From this analysis we can conclude that there are double counted data in the dataset. Baring in mind the reality in Boston, it cannot be valid that most of the pharmacies are inside Jamaica magical centre and most of the food stores in the airport.
DISCUSSION
In the end of this post, I will check the frequency that Tag_1 appears to be the same based on the most used Tag_2, so as to underline the importance of spotting and correcting the double-counted data.
Tag3 %>%
filter(Tag_2=='food') %>%
ggplot(aes(x=as.factor(Tag_1)))+geom_bar()
We can observe that some data are relevant with food, like the grocery store, while others are not, like the atm or health. The ones that are more relevant are also appearing more often. Without the previous analysis, we would assume that people are defining spaces in the same way, diversifying how specifically they describe them.
Though now we should rethink this statement. A big amount of this data is the result of double counting. Excluding them from our dataset would result in a bigger diversity of patterns that are associating the tags among them. This would lead to more interesting results on the topic of this exploration: the way that keywords affect equitable results in multicultural environments.
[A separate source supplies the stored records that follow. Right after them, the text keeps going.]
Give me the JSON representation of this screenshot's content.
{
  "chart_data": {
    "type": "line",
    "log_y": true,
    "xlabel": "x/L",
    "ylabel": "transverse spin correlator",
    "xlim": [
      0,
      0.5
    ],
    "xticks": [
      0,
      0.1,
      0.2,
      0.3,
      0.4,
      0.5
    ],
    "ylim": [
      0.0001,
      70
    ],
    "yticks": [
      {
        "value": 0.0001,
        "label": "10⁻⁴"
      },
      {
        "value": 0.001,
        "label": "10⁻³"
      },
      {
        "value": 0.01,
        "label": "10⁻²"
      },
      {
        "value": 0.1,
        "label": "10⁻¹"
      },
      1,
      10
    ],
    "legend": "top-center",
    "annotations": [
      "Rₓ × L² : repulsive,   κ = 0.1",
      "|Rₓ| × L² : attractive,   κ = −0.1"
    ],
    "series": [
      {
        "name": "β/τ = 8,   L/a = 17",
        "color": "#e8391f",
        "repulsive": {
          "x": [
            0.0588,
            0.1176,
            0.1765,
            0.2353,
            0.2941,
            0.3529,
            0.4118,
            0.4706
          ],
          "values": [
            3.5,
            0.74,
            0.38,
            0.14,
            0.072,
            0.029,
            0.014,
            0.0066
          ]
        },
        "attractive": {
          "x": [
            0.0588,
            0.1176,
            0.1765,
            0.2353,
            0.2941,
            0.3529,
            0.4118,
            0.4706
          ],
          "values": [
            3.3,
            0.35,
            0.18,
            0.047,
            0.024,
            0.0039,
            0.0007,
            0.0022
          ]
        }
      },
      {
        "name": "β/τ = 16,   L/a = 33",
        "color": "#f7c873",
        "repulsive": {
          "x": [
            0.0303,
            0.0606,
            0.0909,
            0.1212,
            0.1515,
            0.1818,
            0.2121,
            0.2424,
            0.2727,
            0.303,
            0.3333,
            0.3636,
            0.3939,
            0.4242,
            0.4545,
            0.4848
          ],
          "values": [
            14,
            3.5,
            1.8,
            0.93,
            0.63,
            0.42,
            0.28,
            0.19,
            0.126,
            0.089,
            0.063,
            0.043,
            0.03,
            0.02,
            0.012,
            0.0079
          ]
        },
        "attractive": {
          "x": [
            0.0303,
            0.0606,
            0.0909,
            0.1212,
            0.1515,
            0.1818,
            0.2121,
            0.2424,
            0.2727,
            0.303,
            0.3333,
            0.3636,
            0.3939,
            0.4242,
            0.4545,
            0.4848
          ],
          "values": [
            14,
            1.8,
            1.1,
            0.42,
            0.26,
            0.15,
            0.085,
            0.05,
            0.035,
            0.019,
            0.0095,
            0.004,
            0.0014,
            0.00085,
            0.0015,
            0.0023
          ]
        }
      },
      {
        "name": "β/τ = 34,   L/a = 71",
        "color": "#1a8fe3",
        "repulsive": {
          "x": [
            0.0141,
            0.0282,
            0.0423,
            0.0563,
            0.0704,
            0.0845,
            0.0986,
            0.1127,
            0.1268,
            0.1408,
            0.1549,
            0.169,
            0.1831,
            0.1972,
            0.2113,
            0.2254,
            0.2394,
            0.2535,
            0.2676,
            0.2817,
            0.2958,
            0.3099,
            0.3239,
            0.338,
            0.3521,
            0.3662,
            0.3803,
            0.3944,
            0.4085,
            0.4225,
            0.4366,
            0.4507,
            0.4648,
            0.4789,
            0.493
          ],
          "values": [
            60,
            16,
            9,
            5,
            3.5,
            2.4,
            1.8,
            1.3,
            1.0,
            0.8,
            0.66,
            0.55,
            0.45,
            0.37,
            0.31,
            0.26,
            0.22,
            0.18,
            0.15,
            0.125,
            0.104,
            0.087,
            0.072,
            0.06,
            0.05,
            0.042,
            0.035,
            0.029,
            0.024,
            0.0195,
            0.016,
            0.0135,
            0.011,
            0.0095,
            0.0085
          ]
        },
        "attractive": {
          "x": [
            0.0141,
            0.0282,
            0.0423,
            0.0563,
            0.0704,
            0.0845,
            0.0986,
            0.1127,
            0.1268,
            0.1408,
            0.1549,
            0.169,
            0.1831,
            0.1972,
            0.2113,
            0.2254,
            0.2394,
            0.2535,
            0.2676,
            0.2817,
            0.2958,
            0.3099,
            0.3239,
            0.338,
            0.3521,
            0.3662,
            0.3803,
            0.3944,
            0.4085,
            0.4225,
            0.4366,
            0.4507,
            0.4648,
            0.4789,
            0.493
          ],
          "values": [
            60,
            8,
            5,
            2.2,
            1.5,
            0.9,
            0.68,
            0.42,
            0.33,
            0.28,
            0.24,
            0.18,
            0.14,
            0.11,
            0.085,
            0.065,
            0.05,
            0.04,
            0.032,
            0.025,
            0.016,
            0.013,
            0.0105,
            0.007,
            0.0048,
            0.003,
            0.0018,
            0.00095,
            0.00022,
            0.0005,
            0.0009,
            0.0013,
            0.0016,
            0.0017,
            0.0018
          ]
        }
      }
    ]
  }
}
In this post I defined better the interrelation among different tags, as well as peculiar cases that create noise on the attempt to understand the pulse of the city through Google Places Dataset. The outcomes will be utilised in the continuation of my project, towards improving the dataset and combining with other sources, towards drawing equitable conclusions on the impacts of COVID19.